Bereits vor dem Krieg waren 2023 rund 200 Palästinenser von israelischen
Soldaten erschossen worden, die höchste Zahl seit Jahren. Israel bezeichnet
die meisten der Getöteten als Kämpfer oder Terroristen, immer wieder waren
darunter aber auch Unbeteiligte und Kinder.
„Sie haben Jugendliche erschossen, weil sie mit Steinen geworfen haben“,
sagt Talal vor der Turnhalle. „Keines der Länder, die jetzt die Hamas
kritisieren, hat dazu etwas gesagt.“ Deswegen habe er kein Problem mit der
Hamas.
## Sie feiern die Kassam-Brigaden
Als der Reisebus des Roten Kreuzes mit den Gefangenen sich nähert, läuft
die Menge ihm entgegen. Sie begrüßen die aus der Haft entlassenen Frauen
und Jugendlichen mit Jubel und Parolen: „Das Volk steht hinter den
Kassam-Brigaden.“ Also dem bewaffneten Arm der Hamas.
In dem Durcheinander der feiernden Menge sucht Raed seine Frau Manal und
hält seine Kinder dicht bei sich. Nach einer Viertelstunde findet sich die
Familie. Manal, eine kleine Frau mit schwarzem Wintermantel und Kopftuch,
weint, als sie ihre jüngste Tochter in die Arme schließt.
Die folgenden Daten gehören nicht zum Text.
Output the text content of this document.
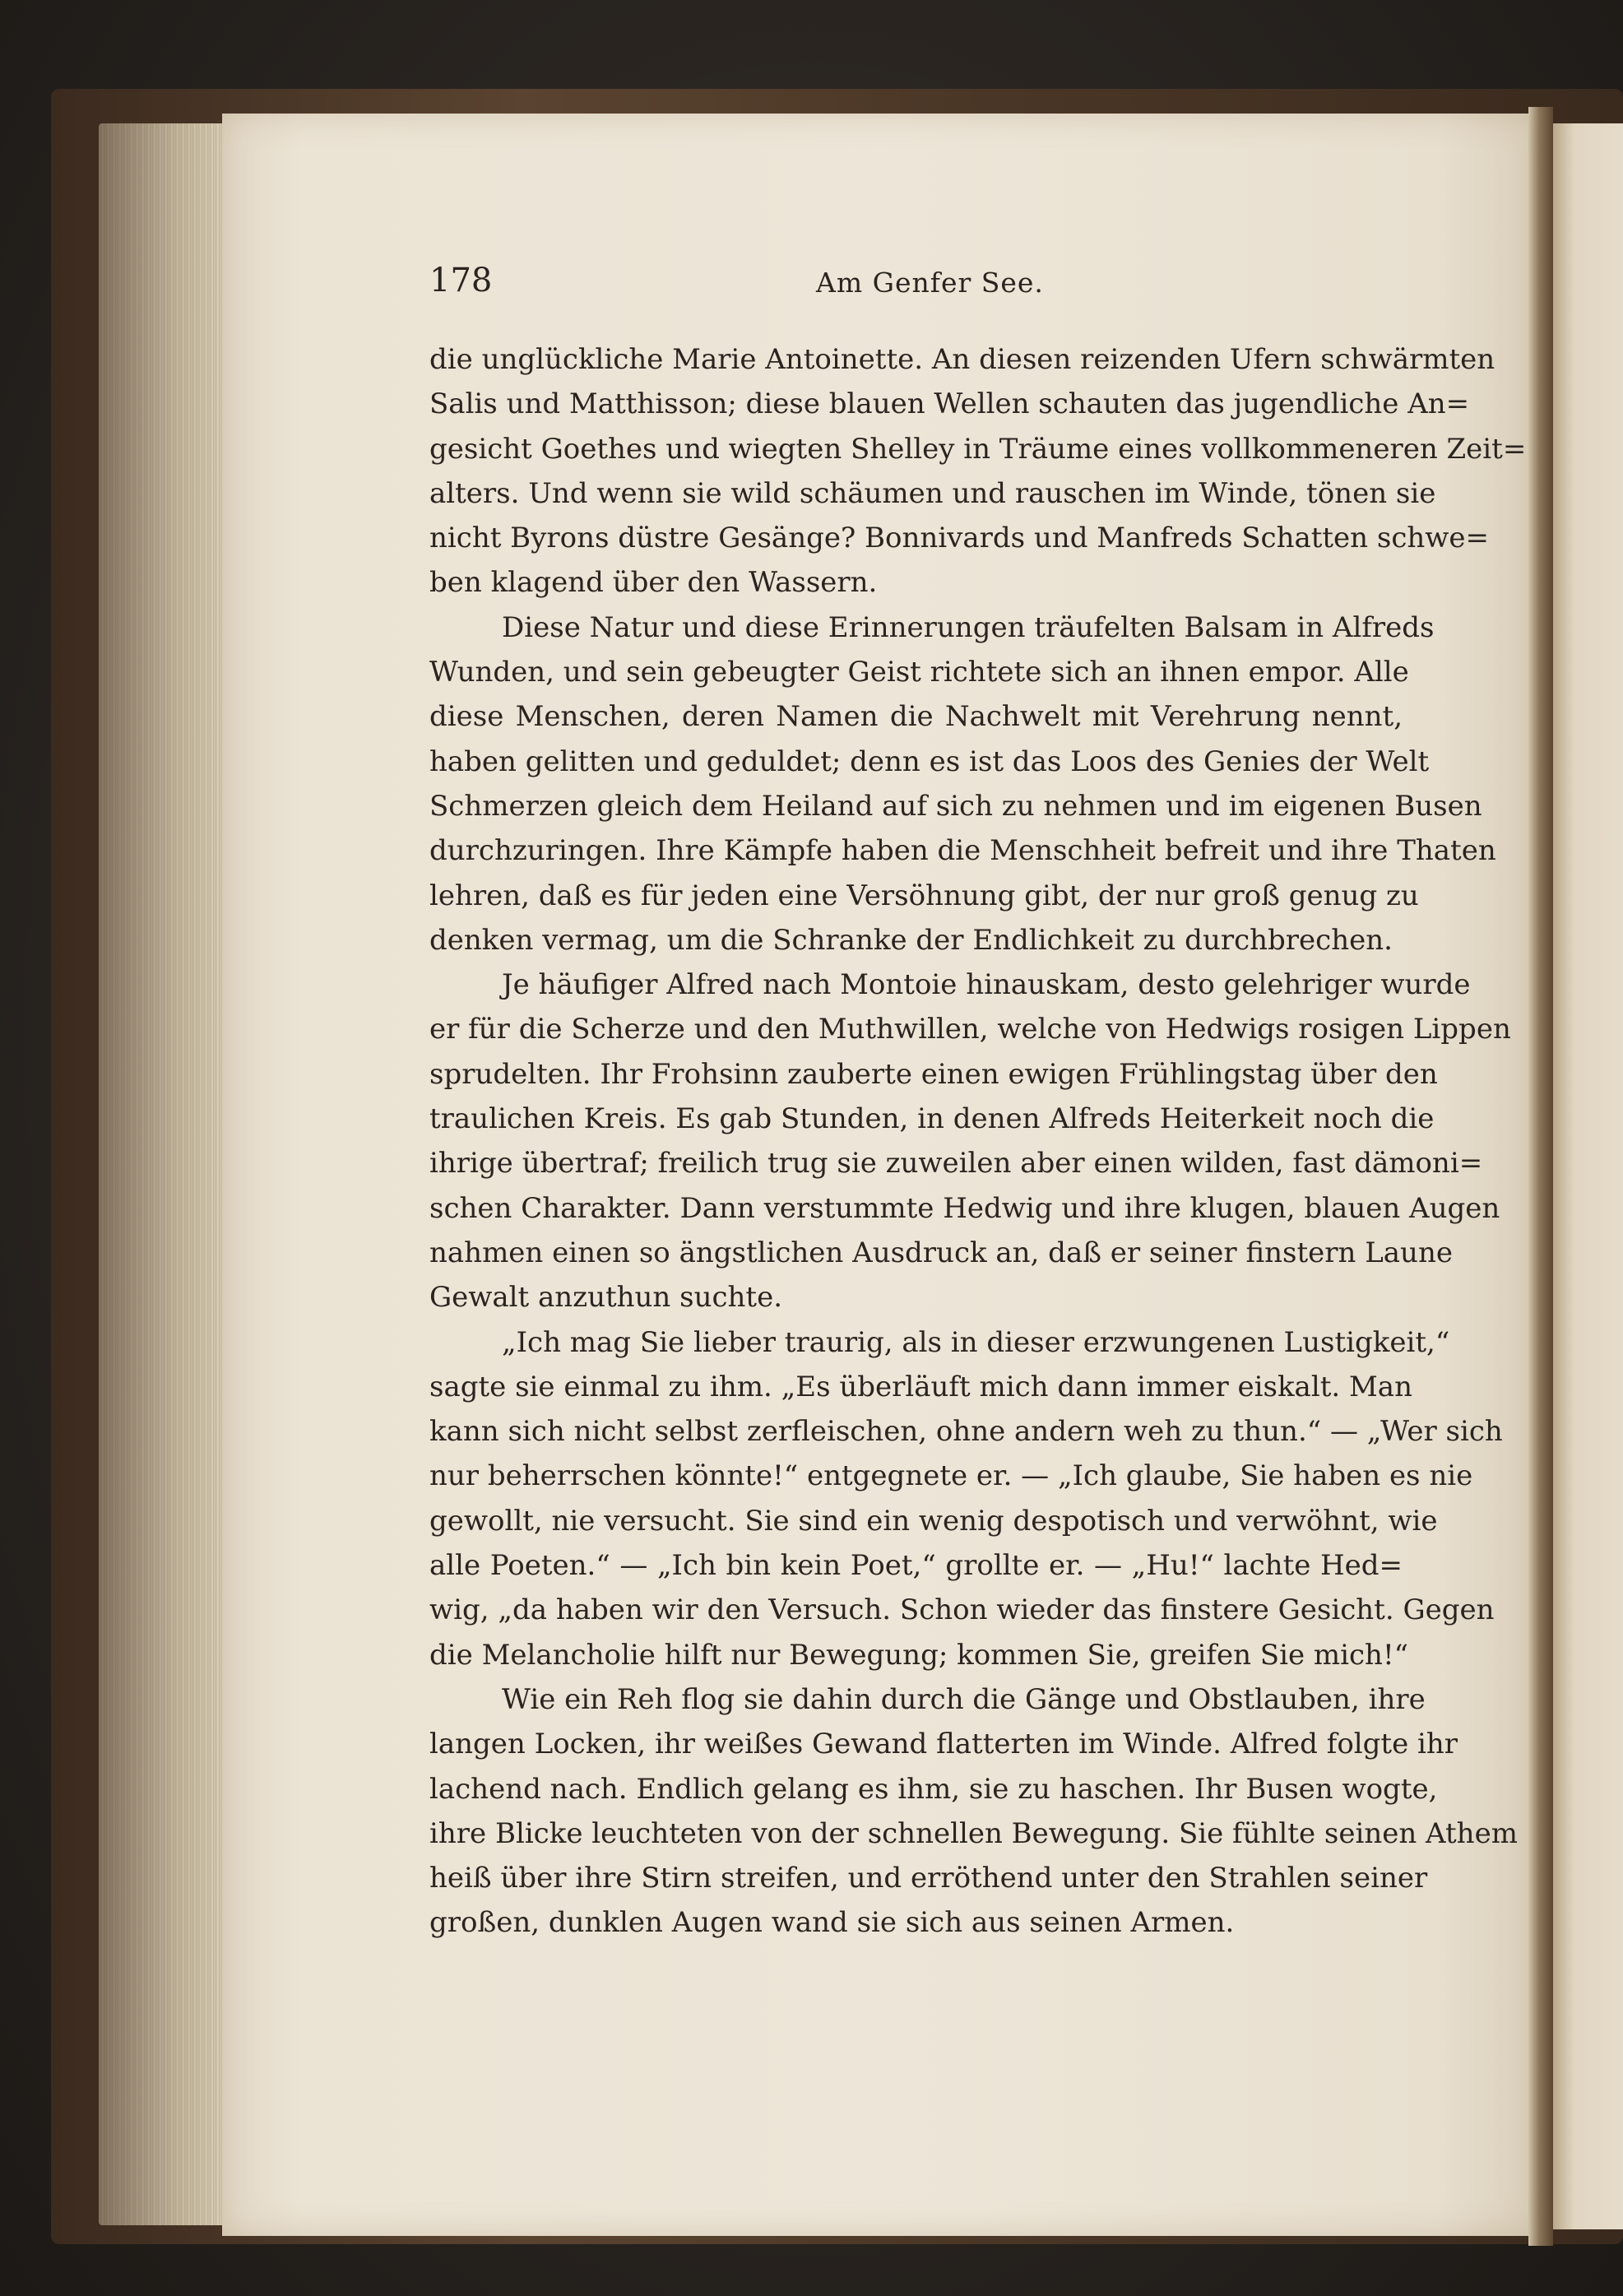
178	Am Genfer See.
die unglückliche Marie Antoinette. An diesen reizenden Ufern schwärmten
Salis und Matthisson; diese blauen Wellen schauten das jugendliche An=
gesicht Goethes und wiegten Shelley in Träume eines vollkommeneren Zeit=
alters. Und wenn sie wild schäumen und rauschen im Winde, tönen sie
nicht Byrons düstre Gesänge? Bonnivards und Manfreds Schatten schwe=
ben klagend über den Wassern.
Diese Natur und diese Erinnerungen träufelten Balsam in Alfreds
Wunden, und sein gebeugter Geist richtete sich an ihnen empor. Alle
diese Menschen, deren Namen die Nachwelt mit Verehrung nennt,
haben gelitten und geduldet; denn es ist das Loos des Genies der Welt
Schmerzen gleich dem Heiland auf sich zu nehmen und im eigenen Busen
durchzuringen. Ihre Kämpfe haben die Menschheit befreit und ihre Thaten
lehren, daß es für jeden eine Versöhnung gibt, der nur groß genug zu
denken vermag, um die Schranke der Endlichkeit zu durchbrechen.
Je häufiger Alfred nach Montoie hinauskam, desto gelehriger wurde
er für die Scherze und den Muthwillen, welche von Hedwigs rosigen Lippen
sprudelten. Ihr Frohsinn zauberte einen ewigen Frühlingstag über den
traulichen Kreis. Es gab Stunden, in denen Alfreds Heiterkeit noch die
ihrige übertraf; freilich trug sie zuweilen aber einen wilden, fast dämoni=
schen Charakter. Dann verstummte Hedwig und ihre klugen, blauen Augen
nahmen einen so ängstlichen Ausdruck an, daß er seiner finstern Laune
Gewalt anzuthun suchte.
„Ich mag Sie lieber traurig, als in dieser erzwungenen Lustigkeit,“
sagte sie einmal zu ihm. „Es überläuft mich dann immer eiskalt. Man
kann sich nicht selbst zerfleischen, ohne andern weh zu thun.“ — „Wer sich
nur beherrschen könnte!“ entgegnete er. — „Ich glaube, Sie haben es nie
gewollt, nie versucht. Sie sind ein wenig despotisch und verwöhnt, wie
alle Poeten.“ — „Ich bin kein Poet,“ grollte er. — „Hu!“ lachte Hed=
wig, „da haben wir den Versuch. Schon wieder das finstere Gesicht. Gegen
die Melancholie hilft nur Bewegung; kommen Sie, greifen Sie mich!“
Wie ein Reh flog sie dahin durch die Gänge und Obstlauben, ihre
langen Locken, ihr weißes Gewand flatterten im Winde. Alfred folgte ihr
lachend nach. Endlich gelang es ihm, sie zu haschen. Ihr Busen wogte,
ihre Blicke leuchteten von der schnellen Bewegung. Sie fühlte seinen Athem
heiß über ihre Stirn streifen, und erröthend unter den Strahlen seiner
großen, dunklen Augen wand sie sich aus seinen Armen.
Fernsehteams
drängen sich um die Familie, doch Manal antwortet nur knapp: „Ich hoffe,
dass wir vor besseren Tagen stehen und dass alle palästinensischen
Gefangenen freikommen.“
## UN-Experten bezeichnen die Praxis als „unmenschlich“
Israel hat ausgeschlossen, Häftlinge freizulassen, die Israelis getötet
haben. Unter denen, die jetzt freigekommen sind, waren aber einige, die
etwa wegen Messerangriffen verurteilt wurden. Dazu zählt die heute 26 Jahre
alte Schoruk Dwaiyat, die im Jahr 2015 auf einen 35-jährigen Israeli
einstach und ihn verwundete. Anderen Freigelassenen wurde vorgeworfen,
Steine und Brandsätze geworfen zu haben.
Die meisten der 350 Personen auf der Liste aber waren ohne Gerichtsurteil
im Gefängnis, viele in sogenannter Verwaltungshaft. Diese Praxis erlaubt es
israelischen Behörden, Menschen ohne Angabe von Gründen bis zu sechs Monate
in Gewahrsam zu nehmen. Die Haftdauer kann beliebig oft verlängert werden.
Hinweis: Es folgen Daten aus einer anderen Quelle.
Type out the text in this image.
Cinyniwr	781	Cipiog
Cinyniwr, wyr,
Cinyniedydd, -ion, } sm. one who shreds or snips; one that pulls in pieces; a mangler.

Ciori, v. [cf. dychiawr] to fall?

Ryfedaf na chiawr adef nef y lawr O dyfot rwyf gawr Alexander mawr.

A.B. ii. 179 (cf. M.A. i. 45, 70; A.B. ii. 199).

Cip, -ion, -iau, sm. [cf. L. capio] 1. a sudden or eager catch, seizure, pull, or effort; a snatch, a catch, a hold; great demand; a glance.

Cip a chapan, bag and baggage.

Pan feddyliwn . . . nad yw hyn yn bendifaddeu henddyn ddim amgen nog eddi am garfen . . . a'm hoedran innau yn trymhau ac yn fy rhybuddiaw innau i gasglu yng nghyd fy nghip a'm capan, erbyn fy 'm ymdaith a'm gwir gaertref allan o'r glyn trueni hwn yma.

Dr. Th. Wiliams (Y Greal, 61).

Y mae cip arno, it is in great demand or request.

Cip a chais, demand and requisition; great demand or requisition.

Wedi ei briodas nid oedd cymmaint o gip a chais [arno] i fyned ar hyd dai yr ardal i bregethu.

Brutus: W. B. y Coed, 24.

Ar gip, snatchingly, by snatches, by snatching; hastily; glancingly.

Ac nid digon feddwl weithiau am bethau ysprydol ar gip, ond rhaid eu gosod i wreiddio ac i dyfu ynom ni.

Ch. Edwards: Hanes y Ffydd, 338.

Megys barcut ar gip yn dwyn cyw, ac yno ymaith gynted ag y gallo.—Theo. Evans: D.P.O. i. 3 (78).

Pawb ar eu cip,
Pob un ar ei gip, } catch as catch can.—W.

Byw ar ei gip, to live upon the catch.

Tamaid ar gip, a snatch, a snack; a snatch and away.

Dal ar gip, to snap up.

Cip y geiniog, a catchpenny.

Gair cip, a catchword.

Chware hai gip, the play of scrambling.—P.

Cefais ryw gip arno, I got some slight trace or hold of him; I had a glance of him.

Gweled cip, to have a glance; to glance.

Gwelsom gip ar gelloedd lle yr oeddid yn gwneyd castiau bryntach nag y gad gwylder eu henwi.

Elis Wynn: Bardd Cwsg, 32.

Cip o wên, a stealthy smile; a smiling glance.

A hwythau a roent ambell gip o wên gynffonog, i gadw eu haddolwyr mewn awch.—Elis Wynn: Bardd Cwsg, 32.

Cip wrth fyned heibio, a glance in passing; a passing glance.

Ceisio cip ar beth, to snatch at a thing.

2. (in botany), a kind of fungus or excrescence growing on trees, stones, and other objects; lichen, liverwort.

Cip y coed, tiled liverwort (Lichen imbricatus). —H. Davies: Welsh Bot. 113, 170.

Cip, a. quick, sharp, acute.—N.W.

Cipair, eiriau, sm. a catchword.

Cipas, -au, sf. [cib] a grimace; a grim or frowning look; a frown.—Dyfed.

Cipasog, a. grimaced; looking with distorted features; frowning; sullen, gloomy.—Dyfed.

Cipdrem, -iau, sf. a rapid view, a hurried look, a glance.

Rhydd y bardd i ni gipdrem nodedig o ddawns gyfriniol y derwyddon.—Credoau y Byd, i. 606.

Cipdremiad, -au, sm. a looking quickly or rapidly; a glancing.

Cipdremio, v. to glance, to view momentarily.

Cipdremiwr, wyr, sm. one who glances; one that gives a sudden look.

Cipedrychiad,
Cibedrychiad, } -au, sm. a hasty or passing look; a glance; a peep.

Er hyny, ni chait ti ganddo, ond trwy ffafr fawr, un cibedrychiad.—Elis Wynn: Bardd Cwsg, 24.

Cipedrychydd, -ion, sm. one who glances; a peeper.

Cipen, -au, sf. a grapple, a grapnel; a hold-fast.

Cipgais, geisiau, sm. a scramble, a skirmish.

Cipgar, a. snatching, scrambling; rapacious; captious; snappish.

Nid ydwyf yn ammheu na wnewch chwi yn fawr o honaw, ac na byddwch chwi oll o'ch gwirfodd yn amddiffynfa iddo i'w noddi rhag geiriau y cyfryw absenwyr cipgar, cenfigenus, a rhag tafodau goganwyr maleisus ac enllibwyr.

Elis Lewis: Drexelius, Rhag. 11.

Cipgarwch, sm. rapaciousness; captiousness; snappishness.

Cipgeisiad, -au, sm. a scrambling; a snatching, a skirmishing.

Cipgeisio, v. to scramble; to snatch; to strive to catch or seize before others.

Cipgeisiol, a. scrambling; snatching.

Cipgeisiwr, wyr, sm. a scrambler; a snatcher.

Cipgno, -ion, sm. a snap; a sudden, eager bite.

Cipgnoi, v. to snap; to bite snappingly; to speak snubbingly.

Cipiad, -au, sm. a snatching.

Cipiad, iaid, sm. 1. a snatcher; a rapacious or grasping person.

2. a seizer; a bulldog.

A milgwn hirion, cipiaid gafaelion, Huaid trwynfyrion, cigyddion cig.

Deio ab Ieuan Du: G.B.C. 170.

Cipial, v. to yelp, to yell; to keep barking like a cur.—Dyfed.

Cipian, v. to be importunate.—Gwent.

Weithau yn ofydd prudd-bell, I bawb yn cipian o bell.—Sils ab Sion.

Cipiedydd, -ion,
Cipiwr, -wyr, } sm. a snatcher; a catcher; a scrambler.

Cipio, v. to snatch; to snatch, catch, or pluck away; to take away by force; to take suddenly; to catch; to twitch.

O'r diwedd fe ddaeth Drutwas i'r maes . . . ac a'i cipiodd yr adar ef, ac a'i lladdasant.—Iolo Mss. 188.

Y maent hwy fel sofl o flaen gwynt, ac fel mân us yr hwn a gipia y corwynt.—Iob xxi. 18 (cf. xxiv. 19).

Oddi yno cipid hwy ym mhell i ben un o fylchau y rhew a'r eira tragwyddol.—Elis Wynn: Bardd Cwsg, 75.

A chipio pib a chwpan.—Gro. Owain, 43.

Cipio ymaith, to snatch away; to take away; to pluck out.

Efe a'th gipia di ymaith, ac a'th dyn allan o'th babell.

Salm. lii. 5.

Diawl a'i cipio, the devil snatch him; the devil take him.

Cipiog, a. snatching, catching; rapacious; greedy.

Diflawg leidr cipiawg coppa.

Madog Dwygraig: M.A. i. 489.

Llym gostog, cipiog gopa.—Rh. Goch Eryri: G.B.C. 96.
„Theoretisch soll damit eine künftige Bedrohung abgewendet werden“, sagt
Jessica Montell, Vorsitzende der israelischen Menschenrechtsorganisation
[5][HaMoked]. Praktisch würden israelische Behörden jedoch massenhaft
verwenden, um Gerichtsverfahren zu umgehen, besonders wenn sie ihre
Informationsquellen nicht preisgeben wollten. UN-Experten haben die Praxis
als „unmenschlich“ bezeichnet. Die israelische NGO [6][B’Tselem] spricht
von einem „groben Verstoß gegen internationales Recht“.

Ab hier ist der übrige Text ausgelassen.